Soup for an Overindulgent Day

I am trying to eat more healthfully. That does not mean a traditional diet, but it does mean eating sensibly and healthfully, at least most of the time. Some days, like today, I overindulged in a big breakfast and an even bigger lunch. This is perfect day to turn to soup for my evening meal. Soup is healthy (well, this one is), filling and really is great for a very light supper after eating too much the rest of the day.

Anyone who is on a fasting diet or a intermittent fasting diet like the 5:2 diet will love this recipe since a serving of this soup is only 70 calories. Of course, you can change up the vegetables or seasonings to any that you prefer, though the nutrition information may change.

Healthy Vegetable Soup - Chunky

Healthy Vegetable Soup – Chunky

To add more sustenance to the soup for those who have not overindulged all day, you can add cooked meat, noodles, cheese or a sour cream garnish (especially if you have pureed the soup). Oh heck, even those who overindulged can add a tablespoon of low-fat sour cream or Balkan yogurt (both have about 13 calories per tablespoon) and still be under 85 calories a cup!

Healthy Vegetable Soup

  • olive oil spray, light coating
  • 3 cloves garlic, diced

    Healthy Vegetable Soup - Pureed (with a garnish of low fat sour cream)

    Healthy Vegetable Soup – Pureed (with a garnish of low fat sour cream)

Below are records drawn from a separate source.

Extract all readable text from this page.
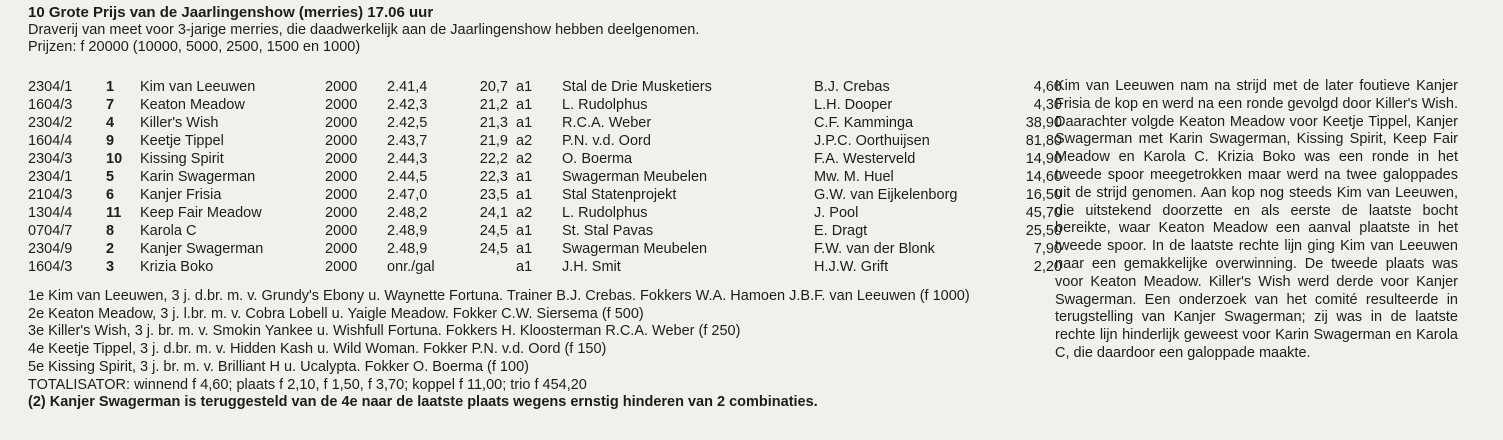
10 Grote Prijs van de Jaarlingenshow (merries) 17.06 uur

Draverij van meet voor 3-jarige merries, die daadwerkelijk aan de Jaarlingenshow hebben deelgenomen.

Prijzen: f 20000 (10000, 5000, 2500, 1500 en 1000)

2304/1	1	Kim van Leeuwen	2000	2.41,4	20,7	a1	Stal de Drie Musketiers	B.J. Crebas	4,60
1604/3	7	Keaton Meadow	2000	2.42,3	21,2	a1	L. Rudolphus	L.H. Dooper	4,30
2304/2	4	Killer's Wish	2000	2.42,5	21,3	a1	R.C.A. Weber	C.F. Kamminga	38,90
1604/4	9	Keetje Tippel	2000	2.43,7	21,9	a2	P.N. v.d. Oord	J.P.C. Oorthuijsen	81,80
2304/3	10	Kissing Spirit	2000	2.44,3	22,2	a2	O. Boerma	F.A. Westerveld	14,90
2304/1	5	Karin Swagerman	2000	2.44,5	22,3	a1	Swagerman Meubelen	Mw. M. Huel	14,60
2104/3	6	Kanjer Frisia	2000	2.47,0	23,5	a1	Stal Statenprojekt	G.W. van Eijkelenborg	16,50
1304/4	11	Keep Fair Meadow	2000	2.48,2	24,1	a2	L. Rudolphus	J. Pool	45,70
0704/7	8	Karola C	2000	2.48,9	24,5	a1	St. Stal Pavas	E. Dragt	25,50
2304/9	2	Kanjer Swagerman	2000	2.48,9	24,5	a1	Swagerman Meubelen	F.W. van der Blonk	7,90
1604/3	3	Krizia Boko	2000	onr./gal		a1	J.H. Smit	H.J.W. Grift	2,20

1e Kim van Leeuwen, 3 j. d.br. m. v. Grundy's Ebony u. Waynette Fortuna. Trainer B.J. Crebas. Fokkers W.A. Hamoen J.B.F. van Leeuwen (f 1000)

2e Keaton Meadow, 3 j. l.br. m. v. Cobra Lobell u. Yaigle Meadow. Fokker C.W. Siersema (f 500)

3e Killer's Wish, 3 j. br. m. v. Smokin Yankee u. Wishfull Fortuna. Fokkers H. Kloosterman R.C.A. Weber (f 250)

4e Keetje Tippel, 3 j. d.br. m. v. Hidden Kash u. Wild Woman. Fokker P.N. v.d. Oord (f 150)

5e Kissing Spirit, 3 j. br. m. v. Brilliant H u. Ucalypta. Fokker O. Boerma (f 100)

TOTALISATOR: winnend f 4,60; plaats f 2,10, f 1,50, f 3,70; koppel f 11,00; trio f 454,20

(2) Kanjer Swagerman is teruggesteld van de 4e naar de laatste plaats wegens ernstig hinderen van 2 combinaties.

Kim van Leeuwen nam na strijd met de later foutieve Kanjer Frisia de kop en werd na een ronde gevolgd door Killer's Wish. Daarachter volgde Keaton Meadow voor Keetje Tippel, Kanjer Swagerman met Karin Swagerman, Kissing Spirit, Keep Fair Meadow en Karola C. Krizia Boko was een ronde in het tweede spoor meegetrokken maar werd na twee galoppades uit de strijd genomen. Aan kop nog steeds Kim van Leeuwen, die uitstekend doorzette en als eerste de laatste bocht bereikte, waar Keaton Meadow een aanval plaatste in het tweede spoor. In de laatste rechte lijn ging Kim van Leeuwen naar een gemakkelijke overwinning. De tweede plaats was voor Keaton Meadow. Killer's Wish werd derde voor Kanjer Swagerman. Een onderzoek van het comité resulteerde in terugstelling van Kanjer Swagerman; zij was in de laatste rechte lijn hinderlijk geweest voor Karin Swagerman en Karola C, die daardoor een galoppade maakte.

  • 1 medium onion, chopped
  • tablespoon ginger, fresh, chopped
  • 85 g carrots, chopped
  • 250 g broccoli, chopped
  • ½ bunch kale, just the leaves 
  • 900 ml chicken broth
  • 450 ml water
  • ½ teaspoon marjoram
  • teaspoon italian seasoning
  • ½ teaspoon Mrs. Dash
1.Spray stock pot with cooking spray.
Sweat the onions and the seasonings. Add the garlic and ginger and continue cooking. Add the carrots, broccoli, kale and cook for a few minutes. Add the chicken broth, bring to a boil and simmer for 20 minutes to an hour. Add less water if you will be simmering only 20 minutes as less of the water will evaporate.
2.Optional: Puree the soup to make a creamy vegetable soup.
This recipe makes about 6 cups of soup.

Calories per cup: 70, fat: 1 g, carbs: 11 g, protein: 5g, sodium 129 mg.